検診精度管理事業の基礎は,1)検査技術者の教育・認定 2)判定医師の教育・認定 3)画像の評価と認定 4)これら認定の継続 である.1)2)は教育・研修委員会が,3)は施設画像評価委員会が担当し,両事業とも5年あるいは3年での更新により装置や技術の変化に対応できるようにしている.

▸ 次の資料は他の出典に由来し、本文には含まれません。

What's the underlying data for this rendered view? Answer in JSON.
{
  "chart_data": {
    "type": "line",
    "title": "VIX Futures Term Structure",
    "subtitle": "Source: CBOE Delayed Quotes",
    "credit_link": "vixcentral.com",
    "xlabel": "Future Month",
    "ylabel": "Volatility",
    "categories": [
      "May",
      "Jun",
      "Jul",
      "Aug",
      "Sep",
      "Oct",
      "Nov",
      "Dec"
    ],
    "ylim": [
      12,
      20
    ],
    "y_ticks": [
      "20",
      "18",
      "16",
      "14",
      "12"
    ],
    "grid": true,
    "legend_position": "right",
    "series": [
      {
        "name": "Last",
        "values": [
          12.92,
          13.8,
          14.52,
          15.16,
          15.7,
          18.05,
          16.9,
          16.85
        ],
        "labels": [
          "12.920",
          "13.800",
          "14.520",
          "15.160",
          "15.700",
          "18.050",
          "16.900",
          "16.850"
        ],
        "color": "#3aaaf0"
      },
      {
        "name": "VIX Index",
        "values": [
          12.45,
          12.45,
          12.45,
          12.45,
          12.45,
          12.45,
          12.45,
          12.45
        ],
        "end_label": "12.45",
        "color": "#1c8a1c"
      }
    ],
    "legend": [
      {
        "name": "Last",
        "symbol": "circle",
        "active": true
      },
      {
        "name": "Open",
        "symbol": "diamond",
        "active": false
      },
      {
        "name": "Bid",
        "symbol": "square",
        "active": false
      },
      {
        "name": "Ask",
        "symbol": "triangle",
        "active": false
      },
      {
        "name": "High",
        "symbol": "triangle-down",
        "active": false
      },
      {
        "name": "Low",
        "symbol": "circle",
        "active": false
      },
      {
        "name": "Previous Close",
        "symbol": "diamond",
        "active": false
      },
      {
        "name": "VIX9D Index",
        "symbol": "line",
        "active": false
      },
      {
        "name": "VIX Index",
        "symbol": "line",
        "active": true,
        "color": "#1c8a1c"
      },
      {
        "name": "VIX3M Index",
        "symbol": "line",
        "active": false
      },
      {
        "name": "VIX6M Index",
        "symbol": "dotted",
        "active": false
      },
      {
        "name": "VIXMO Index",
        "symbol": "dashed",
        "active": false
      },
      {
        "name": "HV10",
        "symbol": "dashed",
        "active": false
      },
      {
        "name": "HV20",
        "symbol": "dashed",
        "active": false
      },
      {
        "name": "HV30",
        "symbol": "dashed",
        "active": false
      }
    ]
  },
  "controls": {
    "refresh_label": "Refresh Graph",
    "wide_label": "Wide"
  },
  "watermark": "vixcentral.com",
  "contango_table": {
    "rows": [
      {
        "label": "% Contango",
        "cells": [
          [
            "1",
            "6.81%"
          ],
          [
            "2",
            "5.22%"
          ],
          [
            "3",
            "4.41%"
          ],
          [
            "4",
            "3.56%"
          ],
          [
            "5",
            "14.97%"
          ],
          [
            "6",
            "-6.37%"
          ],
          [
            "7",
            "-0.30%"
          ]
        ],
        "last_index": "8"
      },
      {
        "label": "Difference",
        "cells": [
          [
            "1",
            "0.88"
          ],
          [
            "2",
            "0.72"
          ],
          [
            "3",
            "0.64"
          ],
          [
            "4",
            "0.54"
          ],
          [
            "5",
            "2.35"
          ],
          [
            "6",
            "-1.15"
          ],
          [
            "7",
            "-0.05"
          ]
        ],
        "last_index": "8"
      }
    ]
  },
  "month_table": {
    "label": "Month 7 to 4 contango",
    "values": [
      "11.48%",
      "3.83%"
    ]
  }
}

乳房超音波に関する教育活動は教育・研修委員会の超音波部門が担当する事業で,日本乳腺甲状腺超音波医学会が確立,展開していた講習会を精中機構が引き継いだものである.平成25年度は教材および試験症例の収集や講習内容の向上の準備とおよび主催・共催含め医師講習会3回・技師講習会2回,計5回の講習会を開催,26年度は医師講習会4回,技師講習会5回(予定を含む)を開催した.平成26年末現在,参加者は医師2,082名(A:385,B:805,C:792,評価なし1,000),技師2,894名(A:852名,B:1,083名,C:800名,評価なし159名)となっている.これに対し,マンモグラフィ講習会は,医師17,750名(A:3,092名,B:10,597名,C:2,801名,D:1,260名),技師18,092名(A:7,623,B−1:3,278,B−2:2,528,C:2,825,D:1,843)であり,5年に1回の更新によって実力の維持と技術の進歩に対応できるよう体制を整えている.超音波についても,検診が実現した場合には同様の評価の認定と更新体制によって,受診者からの信頼を獲得し検診従事者への保障を行うことが求められる.
施設画像評価委員会は,画像の良否を判定し画像の改善を指導し,認定を行っている.マンモグラフィではフィルムマンモグラフィとデジタルソフトコピーの2部門の基準を作成し,3年更新での認定を行っている.最近の3年度の計は1,622台で,画像評価を通じて画像の改善指導が実施されている.超音波画像の評価については,まだ,基準作成が行われておらず,J-STARTにおいて検診に適した装置のリストアップが進められていたが,その作業の継続と具体的な評価項目および基準決定が求められている.
これらの事業を関連団体が代表を出して運営する精中機構が担当することにより,マンモグラフィと超音波を併用した乳がん検診の精度管理に関する総意が形成・実践されることが期待でき,乳がん検診そのものの精度向上へと発展できるものと考えられる.